Lo presencié esta semana en Barcelona. Un niño de unos ocho años se acercaba a un buzón de Correos cerca de la Vía Laietana.

La madre le gritaba: “¡Eso no es una basura!”. Hasta tres veces se lo dijo. Y el niño, perplejo, convencido de que por fin estaba haciendo lo que su madre quería, que era no tirar la basura al suelo, ponía una cara incrédula en la que se podía leer: “Y, si no es una basura esta cosa amarilla, ¿qué es?”
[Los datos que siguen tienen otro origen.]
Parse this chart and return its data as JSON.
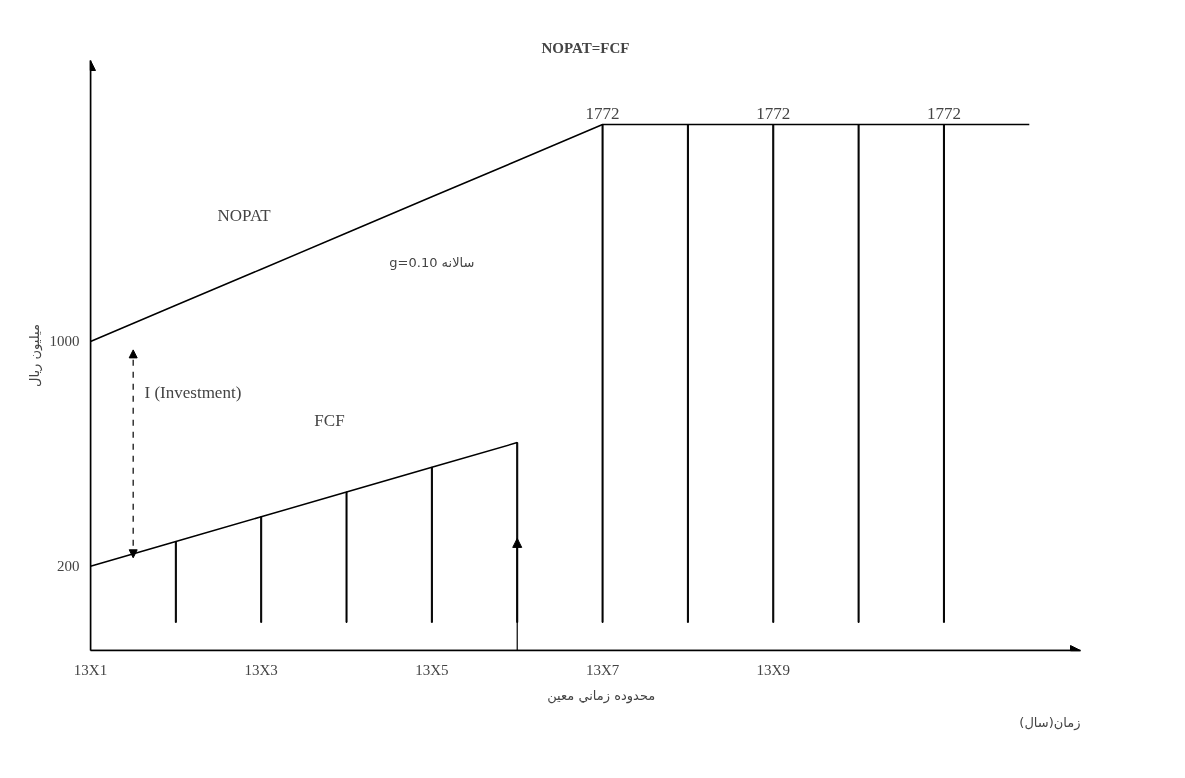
{
  "chart_data": {
    "type": "line",
    "title": "NOPAT=FCF",
    "xlabel": "زمان(سال)",
    "ylabel": "میلیون ریال",
    "categories": [
      "13X1",
      null,
      "13X3",
      null,
      "13X5",
      null,
      "13X7",
      null,
      "13X9",
      null,
      null,
      null
    ],
    "ylim": [
      -100,
      2000
    ],
    "yticks": [
      200,
      1000
    ],
    "grid": false,
    "marker": "none",
    "line_style": "solid",
    "series": [
      {
        "color": "#000000",
        "values": [
          1000,
          1129,
          1257,
          1386,
          1515,
          1643,
          1772,
          1772,
          1772,
          1772,
          1772,
          1772
        ]
      },
      {
        "color": "#000000",
        "values": [
          200,
          288,
          376,
          464,
          552,
          640,
          null,
          null,
          null,
          null,
          null,
          null
        ]
      },
      {
        "type": "bar",
        "color": "#000000",
        "values": [
          null,
          288,
          376,
          464,
          552,
          640,
          null,
          null,
          null,
          null,
          null,
          null
        ]
      },
      {
        "type": "bar",
        "color": "#000000",
        "values": [
          null,
          null,
          null,
          null,
          null,
          null,
          1772,
          1772,
          1772,
          1772,
          1772,
          null
        ],
        "value_labels": [
          null,
          null,
          null,
          null,
          null,
          null,
          "1772",
          null,
          "1772",
          null,
          "1772",
          null
        ]
      }
    ],
    "annotations": [
      "NOPAT",
      "g=0.10 سالانه",
      "I (Investment)",
      "FCF",
      "محدوده زماني معين"
    ]
  }
}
Un anacronismo para alguien de tu generación -pensaba yo- y para muchos jóvenes 15 años mayores que él, de esos que salen en las noticias cuando ponen el sello en la parte de atrás de la carta cuando, haciendo prácticas en una empresa, les piden hacer algo que no han hecho ni visto en su vida.

¿Con cuántos de estos anacronismos recibimos a los empleados más jóvenes en nuestras empresas? ¿Qué cosas experimentan durante el proceso de selección, o al incorporarse a sus trabajos, que no reconocen y con las que no se identifican? ¿Qué emoción les produce y cómo afecta a su motivación y compromiso?

Estamos ante un reto enorme: adaptar nuestra oferta de servicios y forma de trabajar a las diversas generaciones con las que interactuamos, sean clientes, empleados, o colaboradores. A todos ellos les debemos adaptabilidad, eficiencia y empatía.

El buzón seguirá en la calle mientras el sistema de comunicación postal sea útil a determinadas generaciones que tienen muy interiorizado enviar y recibir una carta para según qué cosas. Para unos el buzón es necesario; para otros es casi ofensivo: la forma perfecta de alienar y desmotivar a un empleado. El compromiso crece o se desploma por pequeños detalles.

El buzón es solo un ejemplo, como lo pueden ser las herramientas con las que trabajamos, los planes de desarrollo, los métodos de comunicación o la definición del puesto de trabajo. ¿Qué oportunidades de mejora se nos ocurren?